When the larger population of a social system are unable to access education because they cannot pay fees, when Obaseki is unable to fund the schools opened by past governments, when he abandoned the state university, Ambrose Alli University, to a self-funded development policy, one wonders whether Obaseki understands what should be classified as development programmes. Development is anchored on human resources and its underpinning capacity. This requires broadening access to education for the citizenry by opening more schools that must be necessarily qualitative. It is about ensuring that economic incapacity does not hinder access to education for the citizenry. It is about an enabling environment for economic activity for all.

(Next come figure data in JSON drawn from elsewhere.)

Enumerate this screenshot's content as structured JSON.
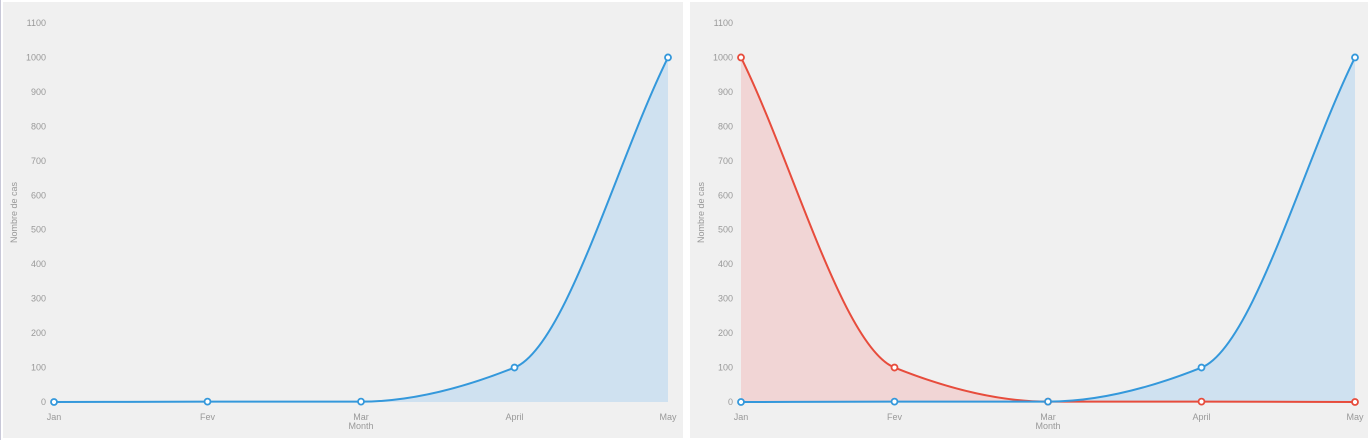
{
  "chart_data": [
    {
      "type": "area",
      "xlabel": "Month",
      "ylabel": "Nombre de cas",
      "categories": [
        "Jan",
        "Fev",
        "Mar",
        "April",
        "May"
      ],
      "ylim": [
        0,
        1100
      ],
      "yticks": [
        0,
        100,
        200,
        300,
        400,
        500,
        600,
        700,
        800,
        900,
        1000,
        1100
      ],
      "grid": false,
      "series": [
        {
          "color": "#3498db",
          "fill": "#cfe1f0",
          "values": [
            0,
            1,
            1,
            100,
            1000
          ]
        }
      ]
    },
    {
      "type": "area",
      "xlabel": "Month",
      "ylabel": "Nombre de cas",
      "categories": [
        "Jan",
        "Fev",
        "Mar",
        "April",
        "May"
      ],
      "ylim": [
        0,
        1100
      ],
      "yticks": [
        0,
        100,
        200,
        300,
        400,
        500,
        600,
        700,
        800,
        900,
        1000,
        1100
      ],
      "grid": false,
      "series": [
        {
          "color": "#e74c3c",
          "fill": "#f1d5d5",
          "values": [
            1000,
            100,
            1,
            1,
            0
          ]
        },
        {
          "color": "#3498db",
          "fill": "#cfe1f0",
          "values": [
            0,
            1,
            1,
            100,
            1000
          ]
        }
      ]
    }
  ]
}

Also, access to healthcare is critical among other factors that deliver psychological balance to the citizenry. Having commercialised the specialist hospital built by Oshiomhole, he has deprived the poor in Edo State of a health facility that was built from their taxes. To have built 150 roads covering 200 kilometres indicates road length of 1.3 kilometres each. Clearly, these lengths of roads are not related to concrete development in Edo State. When the governor’s achievement on roads infrastructure does not benefit the supply chain of the industrial and agricultural delivery of the state, its developmental implication becomes peripheral. The truth is that Obaseki has not been able to construct any major road in Edo State after almost four years of governance. His achievements are street roads that are at best in the purview of local government council delivery.
It will help Obaseki to refrain from subterfuge and appreciate that Nigeria has reasonably improved on the percentage of the population that are educated. Therefore, the old game of deceiving the people has been reasonably curtailed.